Now, the only other copy of Harley Quinn that I’ve read is this month’s #11, and I enjoyed it well enough, but this had me intrigued at the beginning, and then went downhill. The resolution to over 30 pages of conflict was very matter-of-fact, but totally in line with a story whose protagonist is a villain. The zaniness gets old, but thankfully the hallucinatory nature of the guest art spots allows for that zaniness to have a point. The rub ‘n smell effect is very well used, and I’ll be okay with it as long is doesn’t start showing up everywhere.
The art is very good. The main artist for the issue does a very good job of telling the story and creating compelling pages. Anywhere else, I’d find the lack of traditionally square panel layouts disconcerting, but with a character that’s essentially insane, it works just fine. The colors are kept bright which for a character like Harley, that works perfectly. The guest art is used very well, and are some of the best artists around, and are used for the hallucination that best suits their style.
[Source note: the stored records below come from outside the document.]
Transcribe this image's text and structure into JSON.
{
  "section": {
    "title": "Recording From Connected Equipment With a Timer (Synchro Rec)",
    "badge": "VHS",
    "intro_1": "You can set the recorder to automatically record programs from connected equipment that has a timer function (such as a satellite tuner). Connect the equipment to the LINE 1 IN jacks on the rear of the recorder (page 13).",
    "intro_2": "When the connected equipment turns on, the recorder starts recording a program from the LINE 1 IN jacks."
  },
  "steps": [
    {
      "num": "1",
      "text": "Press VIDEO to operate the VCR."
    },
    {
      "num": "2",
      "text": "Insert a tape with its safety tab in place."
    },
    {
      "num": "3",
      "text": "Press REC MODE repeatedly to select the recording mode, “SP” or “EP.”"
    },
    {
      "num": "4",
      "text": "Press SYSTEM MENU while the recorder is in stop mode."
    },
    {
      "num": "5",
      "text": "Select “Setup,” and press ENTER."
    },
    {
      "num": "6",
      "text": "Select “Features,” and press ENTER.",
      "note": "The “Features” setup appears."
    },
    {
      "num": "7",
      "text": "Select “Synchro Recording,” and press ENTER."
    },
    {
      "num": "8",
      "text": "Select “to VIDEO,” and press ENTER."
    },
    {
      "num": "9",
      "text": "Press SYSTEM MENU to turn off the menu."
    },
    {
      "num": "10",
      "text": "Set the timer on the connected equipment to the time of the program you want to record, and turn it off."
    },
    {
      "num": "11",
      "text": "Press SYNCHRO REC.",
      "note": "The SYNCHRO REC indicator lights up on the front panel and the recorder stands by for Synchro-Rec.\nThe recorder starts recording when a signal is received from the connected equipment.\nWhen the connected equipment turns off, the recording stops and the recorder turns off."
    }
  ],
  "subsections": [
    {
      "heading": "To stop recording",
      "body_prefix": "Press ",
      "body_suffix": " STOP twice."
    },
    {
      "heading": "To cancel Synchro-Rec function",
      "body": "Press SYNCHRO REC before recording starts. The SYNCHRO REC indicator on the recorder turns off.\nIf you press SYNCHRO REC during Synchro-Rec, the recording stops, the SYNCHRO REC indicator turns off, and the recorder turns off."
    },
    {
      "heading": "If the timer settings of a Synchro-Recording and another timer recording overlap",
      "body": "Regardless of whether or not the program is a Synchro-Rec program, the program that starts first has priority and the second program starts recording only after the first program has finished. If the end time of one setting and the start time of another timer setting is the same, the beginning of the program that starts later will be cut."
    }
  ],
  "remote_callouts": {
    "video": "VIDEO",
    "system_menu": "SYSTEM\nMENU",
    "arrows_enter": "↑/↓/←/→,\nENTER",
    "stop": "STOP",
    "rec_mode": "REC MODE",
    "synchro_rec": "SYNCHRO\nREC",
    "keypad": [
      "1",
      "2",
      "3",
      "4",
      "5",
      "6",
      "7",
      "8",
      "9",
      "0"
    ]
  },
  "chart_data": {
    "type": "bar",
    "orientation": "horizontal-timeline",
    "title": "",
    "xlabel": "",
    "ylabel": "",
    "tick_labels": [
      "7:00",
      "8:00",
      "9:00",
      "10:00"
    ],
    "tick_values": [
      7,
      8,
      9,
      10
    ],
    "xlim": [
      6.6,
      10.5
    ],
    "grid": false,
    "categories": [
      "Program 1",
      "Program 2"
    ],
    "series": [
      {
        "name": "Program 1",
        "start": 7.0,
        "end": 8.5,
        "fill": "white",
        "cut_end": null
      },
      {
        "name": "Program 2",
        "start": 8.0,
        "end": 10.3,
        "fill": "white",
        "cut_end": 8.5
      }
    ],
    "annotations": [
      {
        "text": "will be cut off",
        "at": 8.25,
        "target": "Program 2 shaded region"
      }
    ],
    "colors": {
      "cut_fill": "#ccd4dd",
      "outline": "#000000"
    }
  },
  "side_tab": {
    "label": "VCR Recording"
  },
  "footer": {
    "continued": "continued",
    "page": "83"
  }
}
So do I recommend this issue? I do if you’re a fan of Harley Quinn, Batman or Deadpool. If you’re a Deadpool fan, then this is right up your alley. The regular series may not be. For me, I’m particularly not a fan of those characters, but I am a fan of Amanda Conner and Jimmy Palmiotti, so I’ll give the regular series another issue or two to win me over.
UPDATE: The digital version is very interactive and contains some extra little bits for those who take their comics digitally. I actually recommend it more than the regular version, and if you’re getting the regular version, then definitely get the digital as well, if you can.